No siempre es analizando su derecho a tener la razón lo que al final le llevará a que se la den. No es siempre desde su derecho que la otra persona comprenderá su error. Usted puede esgrimir muchos argumentos, presentar muchas evidencias, y aún así no se salvará de la cantaleta: “¿Equivocado yo?”. Piense que habría otras formas de acercarse a entender y buscar solución a la situación. Dándole seguridad al inseguro podemos ayudar a la solución del problema, dándole valor a quien se subvalora podemos encontrar la solución, reforzando las perfecciones del imperfecto ayudamos a la solución.
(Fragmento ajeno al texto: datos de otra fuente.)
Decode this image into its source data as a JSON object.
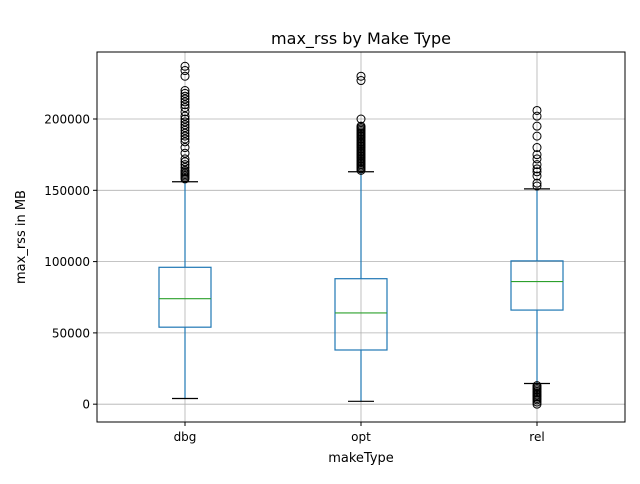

Estas son extensiones de la psicología que le aseguro mucho le ayudarán.
Avanzar en el “modelo psicológico” de análisis de las causas suele ser muy productivo en muchas condiciones de nuestra vida. Recordando siempre que todos los secretos de la conducta humana no los puede descubrir la psicología. Sobre todo, porque no son todos de carácter psicológico. Lo que parece estar claro es que, para afrontar productivamente, para favorecer el cambio de otra persona, no siempre vale centrarse solamente en el análisis de “derechos”, o en análisis de “evidencias”. Hay que contar con la psicología, hay que llegar al menos a una comprensión primaria de la realidad psicológica que subyace a una actitud manifiesta, al comportamiento que se muestra. Usted dirá: “Pero yo no soy psicóloga, yo no soy psicólogo…” Y yo le comento que, no ser psicólogo no quiere decir que no tengamos conocimientos de psicología que podamos aplicar en nuestra vida cotidiana. Le aseguro que ¡Vale la pena!